Il destino di quell’Unione

    In questi tempi di dibattiti politici torna alla ribalta il discorso che gira intorno all’Unione dei comuni della Valconca, alla sua realtà attuale e al suo destino che può essere il rilancio o la dissoluzione. Non si deve pensare che l’argomento sia stato indebitamente introdotto tra quelli che riguardano la politica nazionale e lo scontro tra le principali coalizioni che si candidano alla guida del Governo, in realtà si tratta di un segnale di avvio della lunga stagione che porta alle elezioni amministrative in quasi tutti i comuni. Tra un anno, infatti, si vota in 8 dei 9 municipi della vallata interna (rimane escluso solo Monte Colombo) ed è certo che l’Unione e le sue prospettive saranno uno dei principali temi di confronto tra partiti e liste.
    In queste ultime settimane sono apparsi sui giornali interventi di segno diverso: c’è stato chi ha proposto di sciogliere l’Unione a 9 ricostruendone una nuova a 4 attorno a Morciano (Garattoni della Lega nord), chi ha suggerito di cominciare a lavorare per lo scioglimento degli attuali comuni trasformandoli in municipi dopo aver delegato proprio all’Unione le competenze comunali (Berselli, il senatore di AN che è anche sindaco di Montefiore), chi ha semplicemente ricordato che bisogna smettere di boicottare l’Unione della Valconca che esiste e andrebbe rilanciata e portata al livello delle altre esperienze simili che ovunque funzionano (Battezza, ex sindaco di Montefiore e coordinatore del PD nella vallata).

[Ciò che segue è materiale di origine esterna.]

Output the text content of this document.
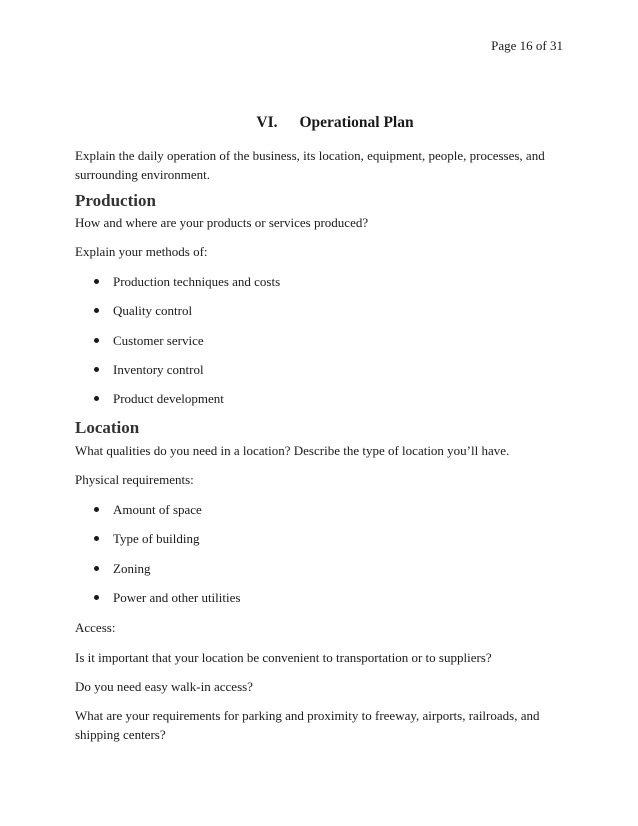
Page 16 of 31
VI. Operational Plan
Explain the daily operation of the business, its location, equipment, people, processes, and surrounding environment.
Production
How and where are your products or services produced?
Explain your methods of:
Production techniques and costs
Quality control
Customer service
Inventory control
Product development
Location
What qualities do you need in a location? Describe the type of location you’ll have.
Physical requirements:
Amount of space
Type of building
Zoning
Power and other utilities
Access:
Is it important that your location be convenient to transportation or to suppliers?
Do you need easy walk-in access?
What are your requirements for parking and proximity to freeway, airports, railroads, and shipping centers?
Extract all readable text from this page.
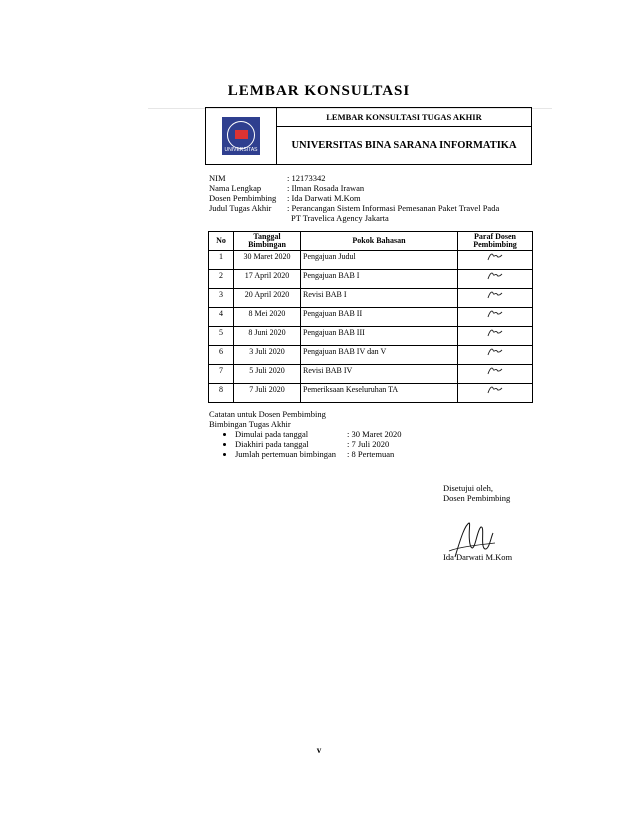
LEMBAR KONSULTASI
UNIVERSITAS
	LEMBAR KONSULTASI TUGAS AKHIR
UNIVERSITAS BINA SARANA INFORMATIKA
NIM	: 12173342
Nama Lengkap	: Ilman Rosada Irawan
Dosen Pembimbing	: Ida Darwati M.Kom
Judul Tugas Akhir	: Perancangan Sistem Informasi Pemesanan Paket Travel Pada
PT Travelica Agency Jakarta
No	Tanggal Bimbingan	Pokok Bahasan	Paraf Dosen Pembimbing
1	30 Maret 2020	Pengajuan Judul	
2	17 April 2020	Pengajuan BAB I	
3	20 April 2020	Revisi BAB I	
4	8 Mei 2020	Pengajuan BAB II	
5	8 Juni 2020	Pengajuan BAB III	
6	3 Juli 2020	Pengajuan BAB IV dan V	
7	5 Juli 2020	Revisi BAB IV	
8	7 Juli 2020	Pemeriksaan Keseluruhan TA	
Catatan untuk Dosen Pembimbing
Bimbingan Tugas Akhir
• Dimulai pada tanggal	: 30 Maret 2020
• Diakhiri pada tanggal	: 7 Juli 2020
• Jumlah pertemuan bimbingan : 8 Pertemuan
Disetujui oleh,
Dosen Pembimbing
Ida Darwati M.Kom
v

    Si tratta di opinioni molto distanti ma non estemporanee, tutte hanno una loro storia. Quella di Garattoni ripropone la primissima forma di Unione, nata a metà degli anni Novanta con Morciano, San Clemente, Montefiore e Gemmano, che ha rappresentato un passaggio intermedio tra le originarie proposte teoriche, e quella che divenne di fatto l’Unione successiva: poco più di un consorzio tra enti locali per la gestione di pochi servizi. In un decennio di vita l’ente sovracomunale (a 4 come a 9) si è come paralizzato tra gelosie campanilistiche, casi (o sospetti) di prevaricazioni e veti incrociati. Basti ricordare questioni come il PRG di vallata e, collegate ad esso, le aree a destinazione produttiva, poi la snervante vicenda della RSA (ancora non conclusa) il carico polemico che ha contribuito ad innescare la lunga serie di scontri interni tra sindaci e forze politiche che ha portato, ad esempio, a dividere la polizia municipale da poco accorpata.
    La proposta di Berselli tornerebbe proprio alla prima ipotesi di Unione così come prevista dalle norme all’inizio del decennio scorso, quella che prevedeva dopo 10 anni la fusione dei comuni associati con l’eventuale mantenimento di “sottocomuni”, i municipi, con “sotto competenze” delegate dal nuovo unico ente comunale. Proprio quello che nei vari paesi fece nascere immediate e radicali opposizioni all’intera operazione e che rallentò la nascita dell’Unione a 9, una cosa che si ripeterebbe quasi sicuramente nel prossimo futuro!
    Anche perché se molti tra gli stessi primi cittadini e gli esponenti delle forze politiche locali ritengono che l’Unione sia un “malato terminale”, su che cosa si potrebbe tornare a lavorare insieme? Battezza accusa gli amministratori di non credere abbastanza nell’Unione, in particolare quelli che le hanno paralizzato l’attività dopo averle tolto importanti servizi e competenze invece di aggiungerne di nuove, come succede nelle altre 290 presenti in tutta Italia e che al contrario della nostra funzionano, e bene.